Tourists visiting Tasmania‘s Maria Island have been asked to sign a pledge in which they agree to stop taking selfies with wombats.
The pledge, an initiative of business in the Orford and Triabunna area, has been created with the assistance of Parks and Wildlife. It has been translated into Mandarin and is available online and on ferries to the island.
It reads:
I take this pledge to respect and protect the furred and feathered residents of Maria. I will remember you are wild and pledge to keep you this way.
I promise I will respectfully enjoy the wonders of your beautiful island home, from the wharf, to the Painted Cliffs, to the Rocky bluffs, haunted bays and mystery of Maria’s ruins.

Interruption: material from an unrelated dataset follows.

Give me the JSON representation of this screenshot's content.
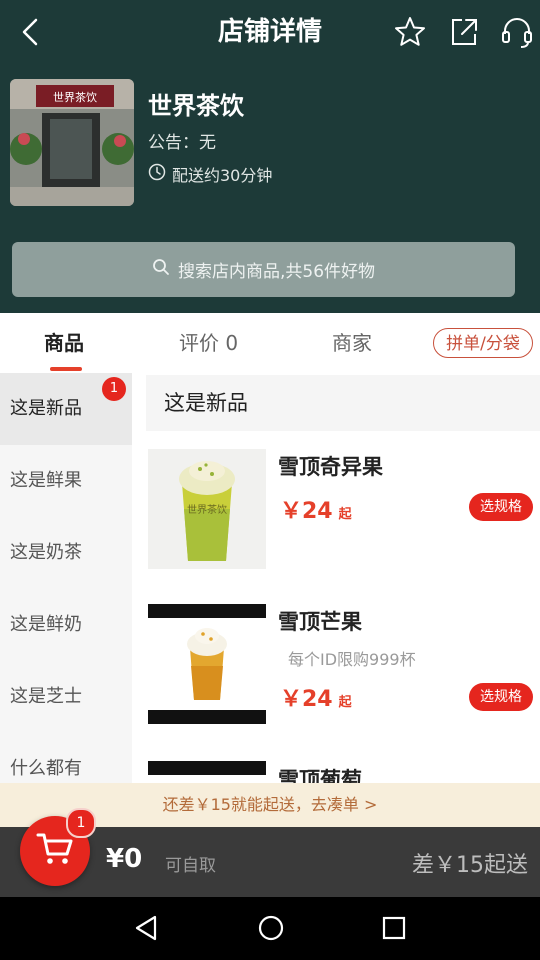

Wombats, when you trundle past me I pledge I will not chase you with my selfie stick, or get too close to your babies. I will not surround you, or try and pick you up. I will make sure I don’t leave rubbish or food from my morning tea. I pledge to let you stay wild.

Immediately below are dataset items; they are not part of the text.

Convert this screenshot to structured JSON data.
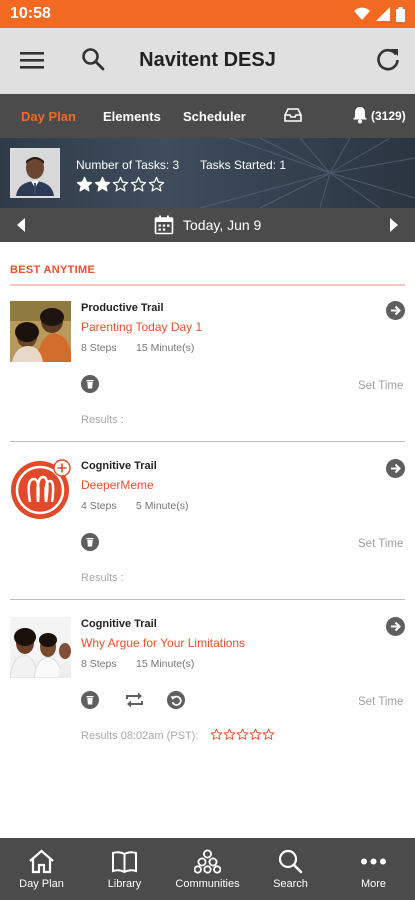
{
  "status": {
    "time": "10:58"
  },
  "app": {
    "title": "Navitent DESJ"
  },
  "tabs": [
    {
      "label": "Day Plan",
      "active": true
    },
    {
      "label": "Elements",
      "active": false
    },
    {
      "label": "Scheduler",
      "active": false
    }
  ],
  "notifications": {
    "count": "(3129)"
  },
  "banner": {
    "tasks_label": "Number of Tasks: 3",
    "started_label": "Tasks Started: 1",
    "rating": 2,
    "rating_max": 5
  },
  "date": {
    "label": "Today, Jun 9"
  },
  "section": {
    "title": "BEST ANYTIME"
  },
  "tasks": [
    {
      "trail": "Productive Trail",
      "name": "Parenting Today Day 1",
      "steps": "8 Steps",
      "duration": "15 Minute(s)",
      "set_time": "Set Time",
      "results": "Results :"
    },
    {
      "trail": "Cognitive Trail",
      "name": "DeeperMeme",
      "steps": "4 Steps",
      "duration": "5 Minute(s)",
      "set_time": "Set Time",
      "results": "Results :"
    },
    {
      "trail": "Cognitive Trail",
      "name": "Why Argue for Your Limitations",
      "steps": "8 Steps",
      "duration": "15 Minute(s)",
      "set_time": "Set Time",
      "results": "Results 08:02am (PST):",
      "result_rating": 0,
      "result_rating_max": 5
    }
  ],
  "bottom_nav": [
    {
      "label": "Day Plan",
      "icon": "home-icon"
    },
    {
      "label": "Library",
      "icon": "book-icon"
    },
    {
      "label": "Communities",
      "icon": "communities-icon"
    },
    {
      "label": "Search",
      "icon": "search-icon"
    },
    {
      "label": "More",
      "icon": "more-dots-icon"
    }
  ],
  "colors": {
    "accent": "#f26a21",
    "link": "#e8502c",
    "bar": "#4b4b4b",
    "appbar": "#e0e0e0"
  }
}
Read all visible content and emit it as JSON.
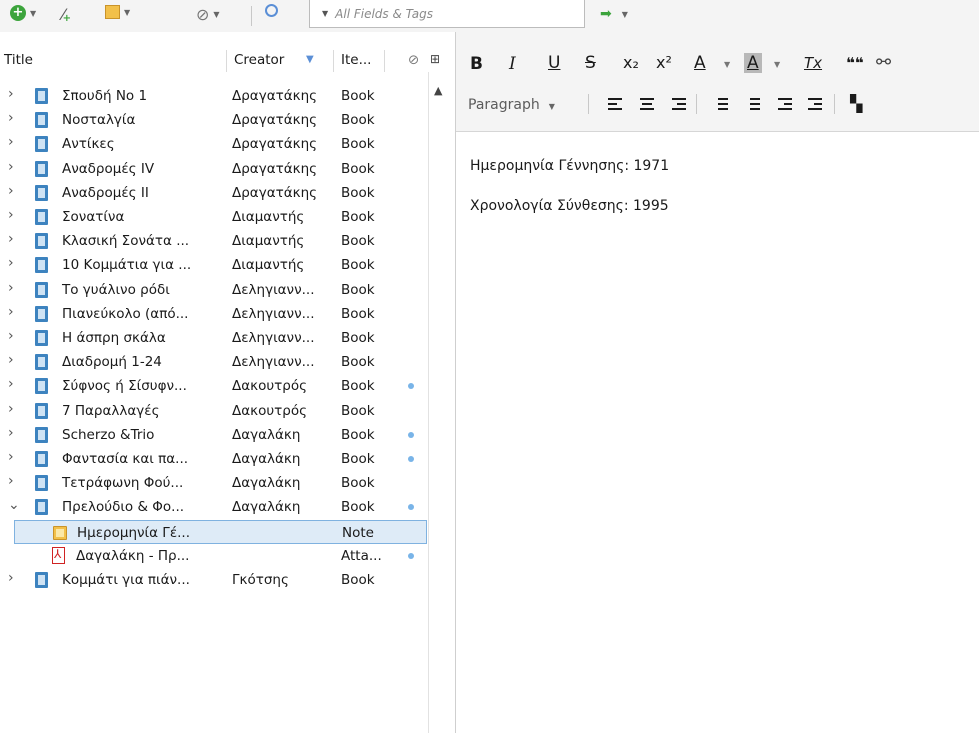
{
  "toolbar": {
    "search_placeholder": "All Fields & Tags",
    "search_mode_icon": "dropdown-caret"
  },
  "tree": {
    "columns": {
      "title": "Title",
      "creator": "Creator",
      "item_type": "Ite..."
    },
    "rows": [
      {
        "title": "Σπουδή No 1",
        "creator": "Δραγατάκης",
        "type": "Book",
        "attachment": false,
        "kind": "book"
      },
      {
        "title": "Νοσταλγία",
        "creator": "Δραγατάκης",
        "type": "Book",
        "attachment": false,
        "kind": "book"
      },
      {
        "title": "Αντίκες",
        "creator": "Δραγατάκης",
        "type": "Book",
        "attachment": false,
        "kind": "book"
      },
      {
        "title": "Αναδρομές IV",
        "creator": "Δραγατάκης",
        "type": "Book",
        "attachment": false,
        "kind": "book"
      },
      {
        "title": "Αναδρομές ΙΙ",
        "creator": "Δραγατάκης",
        "type": "Book",
        "attachment": false,
        "kind": "book"
      },
      {
        "title": "Σονατίνα",
        "creator": "Διαμαντής",
        "type": "Book",
        "attachment": false,
        "kind": "book"
      },
      {
        "title": "Κλασική Σονάτα ...",
        "creator": "Διαμαντής",
        "type": "Book",
        "attachment": false,
        "kind": "book"
      },
      {
        "title": "10 Κομμάτια για ...",
        "creator": "Διαμαντής",
        "type": "Book",
        "attachment": false,
        "kind": "book"
      },
      {
        "title": "Το γυάλινο ρόδι",
        "creator": "Δεληγιανν...",
        "type": "Book",
        "attachment": false,
        "kind": "book"
      },
      {
        "title": "Πιανεύκολο (από...",
        "creator": "Δεληγιανν...",
        "type": "Book",
        "attachment": false,
        "kind": "book"
      },
      {
        "title": "Η άσπρη σκάλα",
        "creator": "Δεληγιανν...",
        "type": "Book",
        "attachment": false,
        "kind": "book"
      },
      {
        "title": "Διαδρομή 1-24",
        "creator": "Δεληγιανν...",
        "type": "Book",
        "attachment": false,
        "kind": "book"
      },
      {
        "title": "Σύφνος ή Σίσυφν...",
        "creator": "Δακουτρός",
        "type": "Book",
        "attachment": true,
        "kind": "book"
      },
      {
        "title": "7 Παραλλαγές",
        "creator": "Δακουτρός",
        "type": "Book",
        "attachment": false,
        "kind": "book"
      },
      {
        "title": "Scherzo &Trio",
        "creator": "Δαγαλάκη",
        "type": "Book",
        "attachment": true,
        "kind": "book"
      },
      {
        "title": "Φαντασία και πα...",
        "creator": "Δαγαλάκη",
        "type": "Book",
        "attachment": true,
        "kind": "book"
      },
      {
        "title": "Τετράφωνη Φού...",
        "creator": "Δαγαλάκη",
        "type": "Book",
        "attachment": false,
        "kind": "book"
      },
      {
        "title": "Πρελούδιο & Φο...",
        "creator": "Δαγαλάκη",
        "type": "Book",
        "attachment": true,
        "kind": "book",
        "expanded": true
      },
      {
        "title": "Ημερομηνία Γέ...",
        "creator": "",
        "type": "Note",
        "attachment": false,
        "kind": "note",
        "selected": true
      },
      {
        "title": "Δαγαλάκη - Πρ...",
        "creator": "",
        "type": "Atta...",
        "attachment": true,
        "kind": "pdf"
      },
      {
        "title": "Κομμάτι για πιάν...",
        "creator": "Γκότσης",
        "type": "Book",
        "attachment": false,
        "kind": "book"
      }
    ]
  },
  "editor": {
    "format_buttons": {
      "bold": "B",
      "italic": "I",
      "underline": "U",
      "strike": "S",
      "subscript": "x₂",
      "superscript": "x²",
      "text_color": "A",
      "highlight": "A",
      "clear_format": "Tx",
      "quote": "❝❝"
    },
    "paragraph_format": "Paragraph",
    "highlight_color": "#b8b8b8",
    "note_lines": [
      "Ημερομηνία Γέννησης: 1971",
      "Χρονολογία Σύνθεσης:  1995"
    ]
  }
}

I vow to explore with a sense of responsibility, adventure and kindness. I will leave your wild island as I found it, and take home memories filled with beauty and my soul filled up with wonder.
So far more than 450 people have signed the wombat pledge.
East Coast Tourism chief executive Ruth Dowty told ABC Radio Hobart the visitors don’t mean any harm but had forgotten wombats were wild animals.
“The tourists are in love with the wombats; so in love that we need to give them some education about how to interact with them,” she says.
Although the Maria Island wombats don’t run away from the camera, wildlife experts say all the attention is stressing them out.